O outono de 2013 ficará para sempre na memória do ex-deputado Luiz Fernando Záchia como aquele em que sua vida pessoal e sua carreira política foram ao chão, devastadas por um furacão chamado Concutare. Até então um dos principais líderes do MDB, ex-vereador, ex-presidente da Assembleia e ex-chefe da Casa Civil, Záchia ocupava o cargo de secretário municipal do Meio Ambiente quando acordou com a Polícia Federal na porta de seu apartamento, no bairro Bela Vista, em Porto Alegre. Era o início de um pesadelo que o jornalista e escritor Gustavo Machado ajudou Záchia a recontar no livro Setenta e Seis Passos – Dias que mudaram a minha vida.
A pandemia frustrou os planos de um lançamento, com sessão de autógrafos, mas o livro de 150 páginas (Editora Pubblicato) está à venda e revela as entranhas de uma operação policial rumorosa e repleta de furos.
Se fosse uma história de ficção, qualquer leitor imaginaria que a inspiração vem de Franz Kafka. Porque Záchia foi arrancado de casa naquela manhã, sem saber do que estava sendo acusado, e levado à sede da Polícia Federal e, mais tarde ao Presídio Central, depois de ver os policiais recolherem documentos, dinheiro e até o computador em que sua mulher, a médica Suzana, guardava trabalhos científicos. Tudo na casa era tratado como suspeito pelos agentes da lei.
Nunca foi denunciado. Sem processo, não tinha como se defender. E assim viveu seis anos, até o inquérito ser arquivado por falta de provas. Uma das maiores dores é saber que sua mãe, Lurdes, que à época da prisão começava a apresentar os primeiros sintomas do Mal de Alzheimer, morreu sem saber que fora inocentado.
No prefácio, o senador Pedro Simon escreveu: “Não há denúncia, não há prova, não há nada. E, ainda assim, por algum capricho incompreensível a quem anda longe das catacumbas do poder, um homem inocente está sendo torturado, moral e emocionalmente, por longos anos”.

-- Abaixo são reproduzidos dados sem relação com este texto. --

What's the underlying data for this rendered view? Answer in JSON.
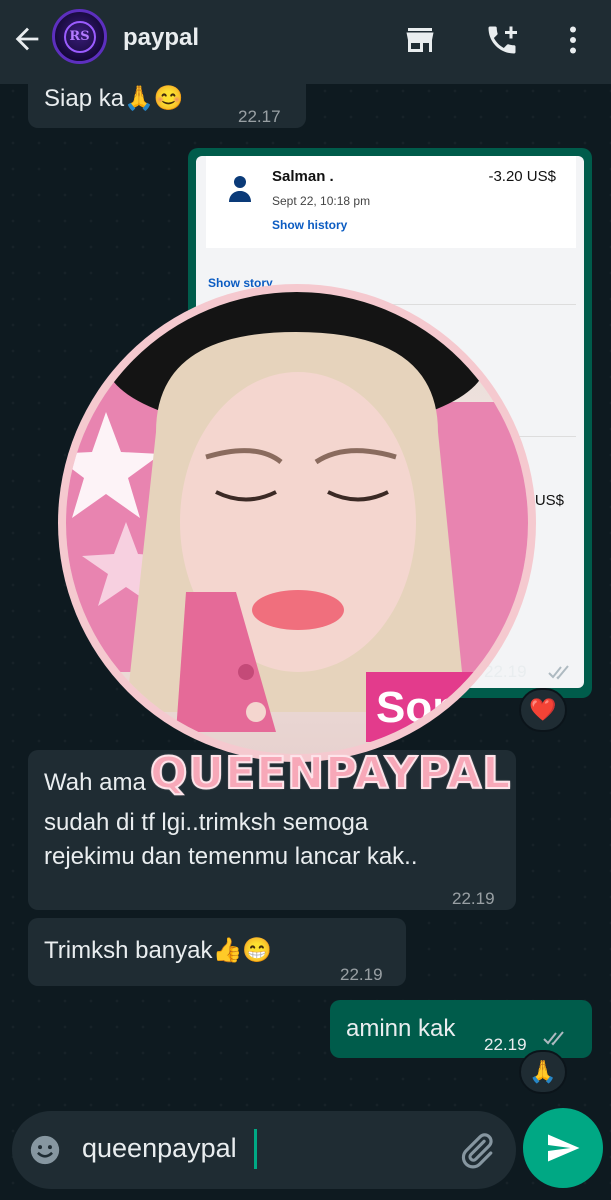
{
  "header": {
    "title": "paypal",
    "avatar_text": "RS"
  },
  "messages": {
    "m1": {
      "text": "Siap ka🙏😊",
      "time": "22.17"
    },
    "m2": {
      "time": "22.19"
    },
    "m3": {
      "text": "Wah ama",
      "text2": "sudah di tf lgi..trimksh semoga",
      "text3": "rejekimu dan temenmu lancar kak..",
      "time": "22.19"
    },
    "m4": {
      "text": "Trimksh banyak👍😁",
      "time": "22.19"
    },
    "m5": {
      "text": "aminn kak",
      "time": "22.19"
    }
  },
  "reactions": {
    "r1": "❤️",
    "r2": "🙏"
  },
  "paypal_shot": {
    "name": "Salman .",
    "date": "Sept 22, 10:18 pm",
    "history": "Show history",
    "amount": "-3.20 US$",
    "story": "Show story",
    "amount2": "US$"
  },
  "watermark": {
    "text": "QUEENPAYPAL",
    "badge": "Son"
  },
  "composer": {
    "value": "queenpaypal"
  },
  "colors": {
    "header": "#1f2c33",
    "outgoing": "#005c4b",
    "incoming": "#1f2c33",
    "accent": "#00a884",
    "watermark": "#f7a8b8"
  }
}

Nesse relato real, ilustrado com citações de escritores célebres e escrito em primeira pessoa, as palavras são de Záchia, mas a estrutura não linear é criação de Gustavo, leitor apaixonado, que domina a arte do romance. Quem acompanhou a história em 2013 e nos anos subsequentes ouviu de Záchia, em fragmentos, o que no livro é contado em detalhes e até com algum senso de humor em certas passagens. Ele não era o único preso na Operação Concutare. O grupo todo somava 18 pessoas, incluindo o secretário estadual do Meio Ambiente, Carlos Fernando Niedersberg, e o ex-secretário Berfran Rosado, à época consultor de empresas.
A acusação vaga era de corrupção, mas o delegado que interrogou o ex-deputado não soube precisar do que estava sendo acusado e esse é o maior tormento. Sem conhecer a acusação, não tinha como se defender. Tão logo a prisão tornou-se pública, o então prefeito José Fortunati o exonerou sumariamente — mágoa que Záchia confessa no livro. “Esperava mais consideração e mais hombridade”, revela, para no parágrafo seguinte detalhar sua decepção com Fortunati e deixar claro que as feridas não cicatrizaram.
O cerne do livro é a experiência dentro do Presídio Central, onde conviveu com assassinos, ladrões, traficantes de drogas e criminosos enquadrados em diferentes artigos do Código Penal. Entre eles, o Chacal, que cumpria pena por nada menos do que 36 assassinatos e que se tornaria, naqueles dias, o protetor do grupo no inferno do Central. A história de Chacal, menino pobre que se transformou num dos assassinos mais violentos do Estado, ocupa boa parte do livro, junto a reflexões sobre a impossibilidade de alguém confinado naquela masmorra se recuperar.
Setenta e seis passos é o comprimento do corredor pelo qual, insone, Záchia vagou nos cinco dias em que esteve recluso no Presídio Central. Assim o ex-deputado descreve o corredor que marcou para sempre o período em que perdeu amigos, oportunidade e prestígio:
“Nas raras vezes em que o sono vem leve e agitado a ponto de me deixar, no meio da noite, eu me sento na cama e ainda enxergo aquele pedaço de inferno que estará comigo para sempre. A boca seca, o coração dispara, passado e presente se atropelam numa vertigem, mas minha visão é nítida. Me vejo indo e voltando num corredor longo o suficiente para que eu conte 76 passos na ida, 76 na volta.”